I've cooked baby octopi, because I've heard the adult ones are tough and need a lot of pulverizing with a hammer to make them nonrubbery. Now, chances are you won't find cleaned octopi; they aren't sold all nice and neat and ready-to-cook like chicken are. Cleaning them, however, is no big deal. Simply turn the head inside out, cutting the thin wall of connective tissue holding it together as you do so. It'll be fairly obvious which parts are the organs; work those away from the wall of the head with your knife, then cut 'em off. Turn the head back rightside-in, then turn the octopus upside-down and spread the tentacles. The beak will be in the center. Fold the tentacles back over the head and hold it so you can gently squeeze the whole thing to evert the beak, which you can easily pry out with the point of a knife. A quick rinse, and you're done.

To saute octopi, simply drain them and cut them up into bite-sized pieces, keeping in mind that they will shrink during cooking.
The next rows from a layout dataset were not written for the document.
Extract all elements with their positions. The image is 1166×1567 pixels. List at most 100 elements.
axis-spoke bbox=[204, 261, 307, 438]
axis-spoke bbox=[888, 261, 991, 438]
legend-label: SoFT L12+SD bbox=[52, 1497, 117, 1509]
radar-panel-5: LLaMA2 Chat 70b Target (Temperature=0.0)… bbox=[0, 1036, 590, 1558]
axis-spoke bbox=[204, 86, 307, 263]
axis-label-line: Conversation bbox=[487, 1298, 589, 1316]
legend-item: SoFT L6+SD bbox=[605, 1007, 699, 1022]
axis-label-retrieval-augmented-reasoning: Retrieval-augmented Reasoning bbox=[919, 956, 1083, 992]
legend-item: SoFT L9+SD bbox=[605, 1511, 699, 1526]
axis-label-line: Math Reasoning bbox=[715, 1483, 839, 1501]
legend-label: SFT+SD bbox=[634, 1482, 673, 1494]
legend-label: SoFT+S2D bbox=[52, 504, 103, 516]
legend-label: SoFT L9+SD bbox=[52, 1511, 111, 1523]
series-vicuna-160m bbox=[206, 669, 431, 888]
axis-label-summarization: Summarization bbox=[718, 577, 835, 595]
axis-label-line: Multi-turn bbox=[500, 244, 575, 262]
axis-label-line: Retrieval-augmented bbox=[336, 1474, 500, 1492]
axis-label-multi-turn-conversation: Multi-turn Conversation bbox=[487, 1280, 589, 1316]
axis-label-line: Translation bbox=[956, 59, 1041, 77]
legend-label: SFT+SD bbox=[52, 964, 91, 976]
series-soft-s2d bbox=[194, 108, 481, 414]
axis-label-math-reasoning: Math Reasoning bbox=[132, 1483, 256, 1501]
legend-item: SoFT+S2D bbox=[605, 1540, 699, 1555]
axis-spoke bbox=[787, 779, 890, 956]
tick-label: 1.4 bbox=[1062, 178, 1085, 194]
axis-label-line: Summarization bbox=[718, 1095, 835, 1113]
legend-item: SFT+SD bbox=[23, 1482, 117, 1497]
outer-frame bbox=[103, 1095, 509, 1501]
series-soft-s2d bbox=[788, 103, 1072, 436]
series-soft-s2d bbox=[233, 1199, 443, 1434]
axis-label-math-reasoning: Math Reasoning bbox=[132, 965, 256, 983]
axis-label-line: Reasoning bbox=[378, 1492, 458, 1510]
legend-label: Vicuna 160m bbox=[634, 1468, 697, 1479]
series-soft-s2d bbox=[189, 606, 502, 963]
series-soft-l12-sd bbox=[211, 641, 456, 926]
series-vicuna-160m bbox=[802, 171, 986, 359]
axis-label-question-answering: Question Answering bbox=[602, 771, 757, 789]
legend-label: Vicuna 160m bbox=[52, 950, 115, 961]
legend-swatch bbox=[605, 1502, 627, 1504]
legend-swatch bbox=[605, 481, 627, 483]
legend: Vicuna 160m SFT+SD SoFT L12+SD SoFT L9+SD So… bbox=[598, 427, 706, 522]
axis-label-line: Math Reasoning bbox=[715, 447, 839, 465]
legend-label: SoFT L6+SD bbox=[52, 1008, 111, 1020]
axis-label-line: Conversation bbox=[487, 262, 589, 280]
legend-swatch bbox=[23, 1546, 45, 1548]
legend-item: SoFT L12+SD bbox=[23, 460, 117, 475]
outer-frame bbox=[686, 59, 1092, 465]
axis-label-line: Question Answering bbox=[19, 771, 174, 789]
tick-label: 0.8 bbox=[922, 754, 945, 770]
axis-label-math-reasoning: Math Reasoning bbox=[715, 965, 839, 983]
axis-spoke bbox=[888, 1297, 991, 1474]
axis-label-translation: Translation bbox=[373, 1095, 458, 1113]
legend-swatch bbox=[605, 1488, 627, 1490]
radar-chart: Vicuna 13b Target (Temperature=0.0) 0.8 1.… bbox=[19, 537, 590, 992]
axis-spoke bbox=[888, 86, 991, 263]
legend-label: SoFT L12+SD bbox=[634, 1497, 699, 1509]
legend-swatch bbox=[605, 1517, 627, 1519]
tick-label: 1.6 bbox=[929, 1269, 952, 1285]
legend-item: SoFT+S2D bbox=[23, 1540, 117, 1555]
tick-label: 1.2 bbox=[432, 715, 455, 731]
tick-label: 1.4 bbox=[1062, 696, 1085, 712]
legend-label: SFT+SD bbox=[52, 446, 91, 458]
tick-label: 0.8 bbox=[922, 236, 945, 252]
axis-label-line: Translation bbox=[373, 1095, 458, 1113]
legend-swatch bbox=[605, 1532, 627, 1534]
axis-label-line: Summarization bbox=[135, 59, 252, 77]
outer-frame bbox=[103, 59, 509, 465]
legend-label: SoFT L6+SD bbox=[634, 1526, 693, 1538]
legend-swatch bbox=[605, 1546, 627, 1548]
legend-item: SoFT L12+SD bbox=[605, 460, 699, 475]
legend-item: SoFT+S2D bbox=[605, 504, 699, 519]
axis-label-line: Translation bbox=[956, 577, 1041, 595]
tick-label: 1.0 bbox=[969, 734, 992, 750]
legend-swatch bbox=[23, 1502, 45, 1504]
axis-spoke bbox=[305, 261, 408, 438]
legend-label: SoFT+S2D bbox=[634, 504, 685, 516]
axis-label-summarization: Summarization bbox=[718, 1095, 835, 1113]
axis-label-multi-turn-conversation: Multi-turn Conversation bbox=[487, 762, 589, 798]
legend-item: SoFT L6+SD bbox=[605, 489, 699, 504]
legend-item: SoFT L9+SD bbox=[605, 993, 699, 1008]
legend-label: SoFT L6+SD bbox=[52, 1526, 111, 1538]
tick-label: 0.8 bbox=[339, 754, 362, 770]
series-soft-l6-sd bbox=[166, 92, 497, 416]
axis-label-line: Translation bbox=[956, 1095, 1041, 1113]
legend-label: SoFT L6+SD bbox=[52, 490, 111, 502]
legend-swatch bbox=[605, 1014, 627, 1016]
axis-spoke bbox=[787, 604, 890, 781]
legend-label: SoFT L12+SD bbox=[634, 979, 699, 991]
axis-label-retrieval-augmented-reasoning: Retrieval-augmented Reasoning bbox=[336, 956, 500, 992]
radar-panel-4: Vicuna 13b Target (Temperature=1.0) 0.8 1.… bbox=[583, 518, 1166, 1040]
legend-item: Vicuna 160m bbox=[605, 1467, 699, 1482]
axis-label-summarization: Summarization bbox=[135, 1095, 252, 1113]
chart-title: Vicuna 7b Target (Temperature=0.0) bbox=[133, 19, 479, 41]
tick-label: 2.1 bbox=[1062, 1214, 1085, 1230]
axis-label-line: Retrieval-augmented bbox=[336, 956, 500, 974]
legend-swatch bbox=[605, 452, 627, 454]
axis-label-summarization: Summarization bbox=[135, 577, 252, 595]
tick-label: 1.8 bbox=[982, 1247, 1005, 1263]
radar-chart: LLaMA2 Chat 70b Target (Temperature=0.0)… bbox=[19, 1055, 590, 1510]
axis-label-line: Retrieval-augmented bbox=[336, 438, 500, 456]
Heat a tablespoon or two of butter, depending on how much octopus you have, on medium heat. When the butter is melted, add the octopus and stir-fry them. Watch with fascination as the tentacles squirmily curl up by themselves. After about two minutes take the pan off the heat; overcooking octopus will make it tough, and baby octopus cooks fast.

I've served these over konnyaku noodles, which I sauteed with the seafood to allow the flavors to mix. I plan to try other options and recipes and post the results here.